Rencontre avec Juliette Blanchet

Pour s’évader de la rigueur mathématique de son métier, Juliette Blanchet court. Et court longtemps. L’ultratraileuse allie ainsi, sur les sentiers, plaisir, planification et optimisation. Une équation synonyme de succès. Interview.


Tu as décroché en août dernier la quatrième place de l’UTMB. Cet ultra représentait-il un rêve pour toi ?

Non, pas vraiment. Je n’ai jamais eu pour objectif de m’aligner au départ de l’UTMB lorsque j’ai commencé à courir, il y a une dizaine d’années. En réalité, je suis venue à l’ultra petit à petit. Je pense qu’il faut regarder à long terme et évoluer de manière progressive, notamment pour des questions de santé.

Quelle sportive étais-tu avant de te lancer dans la course à pied ?

J’ai très longtemps pratiqué le handball. Lorsque j’ai quitté Paris pour m’installer à Grenoble, j’ai trouvé qu’il était dommage de m’enfermer dans un gymnase alors qu’il y avait un tel terrain de jeu à l’extérieur. Comme mon copain courait, j’ai eu envie de courir moi aussi. Puis nous sommes allés à Davos où j’ai vu des gens courir en montagne. Cela m’a tellement donné envie que je m’y suis mise… et je n’ai plus cessé depuis !

Pourquoi aimes-tu autant les efforts de longue haleine ?

Les distances courtes sont trop rapides et trop intenses pour moi, qui suis très régulière sur du long. De plus, l’ultra me permet de déconnecter complètement : je ne pense plus à rien, je ne songe qu’à avancer. Et puis j’aime la préparation d’un ultra : partir le week-end pour plusieurs heures de sortie, j’adore ça ! Par ailleurs, le côté scientifique de la gestion m’intéresse : je réfléchis à ce que je vais manger et à quel moment, à ce que je vais choisir comme équipement…

Prépares-tu un ultra de manière aussi rigoureuse que tu mènes tes recherches en mathématiques ?

Oui, en un certain sens ! (rire) J’aime ce qui est carré et bien organisé.

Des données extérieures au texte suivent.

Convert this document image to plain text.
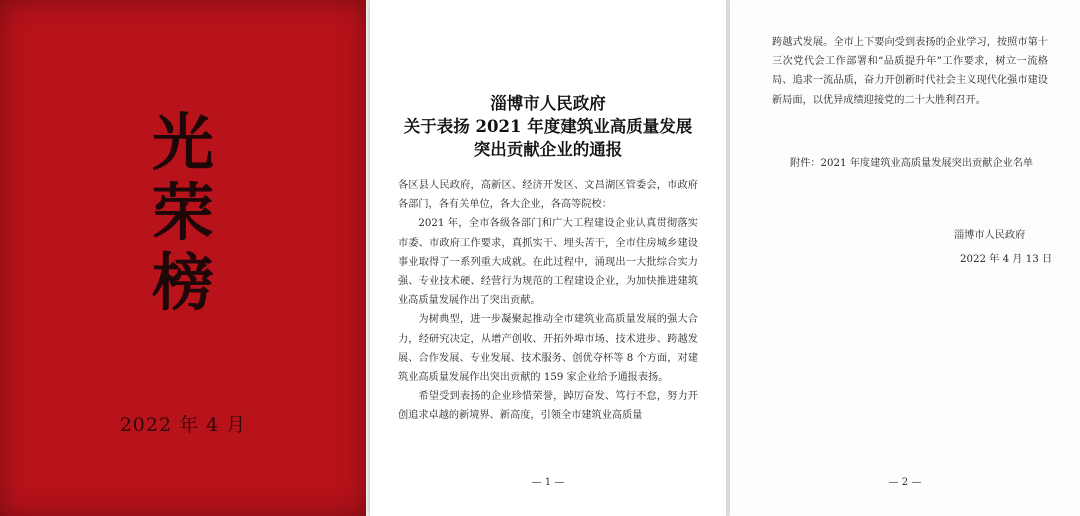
光
荣
榜
2022 年 4 月
淄博市人民政府
关于表扬 2021 年度建筑业高质量发展
突出贡献企业的通报

各区县人民政府，高新区、经济开发区、文昌湖区管委会，市政府各部门，各有关单位，各大企业，各高等院校：

2021 年，全市各级各部门和广大工程建设企业认真贯彻落实市委、市政府工作要求，真抓实干、埋头苦干，全市住房城乡建设事业取得了一系列重大成就。在此过程中，涌现出一大批综合实力强、专业技术硬、经营行为规范的工程建设企业，为加快推进建筑业高质量发展作出了突出贡献。

为树典型，进一步凝聚起推动全市建筑业高质量发展的强大合力，经研究决定，从增产创收、开拓外埠市场、技术进步、跨越发展、合作发展、专业发展、技术服务、创优夺杯等 8 个方面，对建筑业高质量发展作出突出贡献的 159 家企业给予通报表扬。

希望受到表扬的企业珍惜荣誉，踔厉奋发、笃行不怠，努力开创追求卓越的新境界、新高度，引领全市建筑业高质量

— 1 —

跨越式发展。全市上下要向受到表扬的企业学习，按照市第十三次党代会工作部署和“品质提升年”工作要求，树立一流格局、追求一流品质，奋力开创新时代社会主义现代化强市建设新局面，以优异成绩迎接党的二十大胜利召开。

附件：2021 年度建筑业高质量发展突出贡献企业名单
淄博市人民政府
2022 年 4 月 13 日
— 2 —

Au début, je m’étais même fait un petit algorithme pour calculer mes temps de passage. Maintenant j’élabore mon plan de marche de manière plus simple : je me fonde sur quelques chronos des années antérieures, je calcule une moyenne et j’obtiens mes propres temps de passage. A 10 minutes près, je sais ainsi quel sera mon chrono à l’arrivée d’un ultra. Cette année, sur l’UTMB, je suis toujours passée dans les temps, à 3 minutes près, puis j’ai pu accélérer sur la fin et franchir la ligne avant l’heure prévue.

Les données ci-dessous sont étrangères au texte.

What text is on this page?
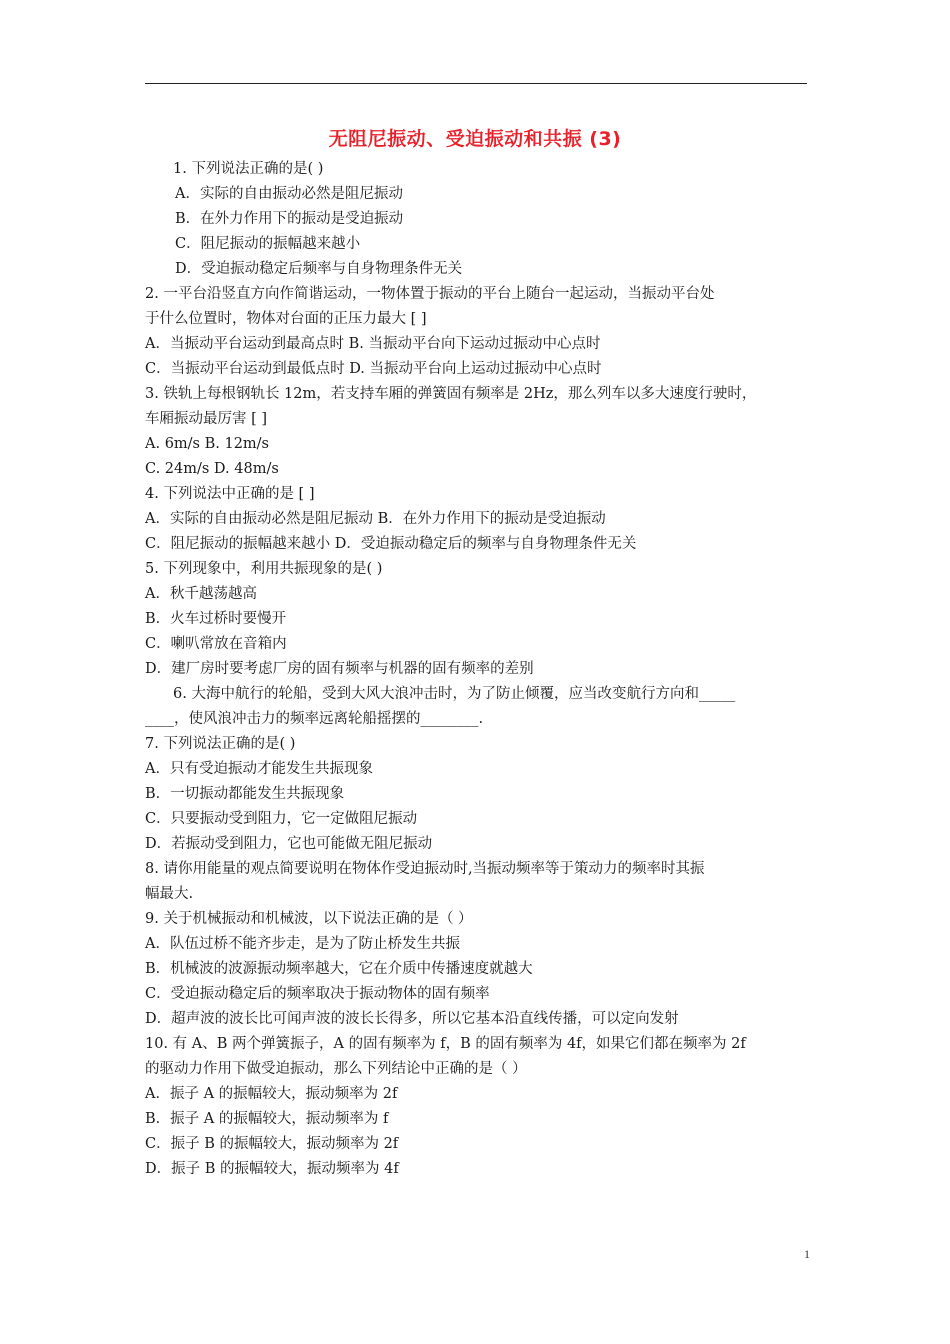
无阻尼振动、受迫振动和共振 (3)
1. 下列说法正确的是( )
A．实际的自由振动必然是阻尼振动
B．在外力作用下的振动是受迫振动
C．阻尼振动的振幅越来越小
D．受迫振动稳定后频率与自身物理条件无关
2. 一平台沿竖直方向作简谐运动，一物体置于振动的平台上随台一起运动，当振动平台处
于什么位置时，物体对台面的正压力最大 [ ]
A．当振动平台运动到最高点时 B. 当振动平台向下运动过振动中心点时
C．当振动平台运动到最低点时 D. 当振动平台向上运动过振动中心点时
3. 铁轨上每根钢轨长 12m，若支持车厢的弹簧固有频率是 2Hz，那么列车以多大速度行驶时，
车厢振动最厉害 [ ]
A. 6m/s B. 12m/s
C. 24m/s D. 48m/s
4. 下列说法中正确的是 [ ]
A．实际的自由振动必然是阻尼振动 B．在外力作用下的振动是受迫振动
C．阻尼振动的振幅越来越小 D．受迫振动稳定后的频率与自身物理条件无关
5. 下列现象中，利用共振现象的是( )
A．秋千越荡越高
B．火车过桥时要慢开
C．喇叭常放在音箱内
D．建厂房时要考虑厂房的固有频率与机器的固有频率的差别
6. 大海中航行的轮船，受到大风大浪冲击时，为了防止倾覆，应当改变航行方向和_____
____，使风浪冲击力的频率远离轮船摇摆的________.
7. 下列说法正确的是( )
A．只有受迫振动才能发生共振现象
B．一切振动都能发生共振现象
C．只要振动受到阻力，它一定做阻尼振动
D．若振动受到阻力，它也可能做无阻尼振动
8. 请你用能量的观点简要说明在物体作受迫振动时,当振动频率等于策动力的频率时其振
幅最大.
9. 关于机械振动和机械波，以下说法正确的是（ ）
A．队伍过桥不能齐步走，是为了防止桥发生共振
B．机械波的波源振动频率越大，它在介质中传播速度就越大
C．受迫振动稳定后的频率取决于振动物体的固有频率
D．超声波的波长比可闻声波的波长长得多，所以它基本沿直线传播，可以定向发射
10. 有 A、B 两个弹簧振子，A 的固有频率为 f，B 的固有频率为 4f，如果它们都在频率为 2f
的驱动力作用下做受迫振动，那么下列结论中正确的是（ ）
A．振子 A 的振幅较大，振动频率为 2f
B．振子 A 的振幅较大，振动频率为 f
C．振子 B 的振幅较大，振动频率为 2f
D．振子 B 的振幅较大，振动频率为 4f
1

En hiver, continues-tu à courir lorsque le froid et la neige apparaissent dans les Alpes ? Pratiques-tu l’entraînement croisé ?

J’avoue que je fais beaucoup moins de sport en hiver. Je ne cours presque plus. Je pratique le ski de fond et le ski de randonnée, mais je ne participe à aucune compétition. J’ai besoin de faire une pause. Quant à l’entraînement croisé, je sais que je devrais le pratiquer, mais j’ai beaucoup de mal à faire du vélo. Cette saison, j’ai dû rouler une fois une heure… Comme je n’ai mal nulle part quand je cours, je fais ce que je préfère : courir !

Quel conseil donnerais-tu au lecteur en nutrition ?

Testez vos ravitaillements le plus possible avant une course afin de savoir ce qui vous convient le mieux. Il est tellement dommage de gâcher une aventure à cause de problèmes digestifs !

Et en termes d’entraînement ?

Même si vous courez uniquement des ultras, ne négligez aucune filière : entraînez-vous en fractionné, y compris sur des 30/30, et faites des sorties longues.

La gestion de course est essentielle en ultra. Quel est le secret de la réussite ?

Ne pas hésiter pas à établir un plan de course. Je m’imprime un profil avec mes temps de passage et je glisse le papier dans une poche. En course, je le consulte et cela me permet souvent de relativiser de mauvaises sensations.

Enfin, as-tu une astuce concernant le ravitaillement ?

Pour éviter de galérer avec des emballages de barres lorsque vos mains sont engourdies par le froid, pré-ouvrez-les lorsque vous préparez votre matériel de course.

 

Juliette Blanchet en bref

36 ans, 1,66 m, 51 kg. Chercheur en mathématiques au CNRS.

  • 4e à l’UTMB en 2016.
  • 3e de l’Eiger Ultra Trail en 2016.
  • 3e à la TDS en 2015.
  • 2e à la MaxiRace en 2015.
  • 2e à la Diagonale des Fous en 2014.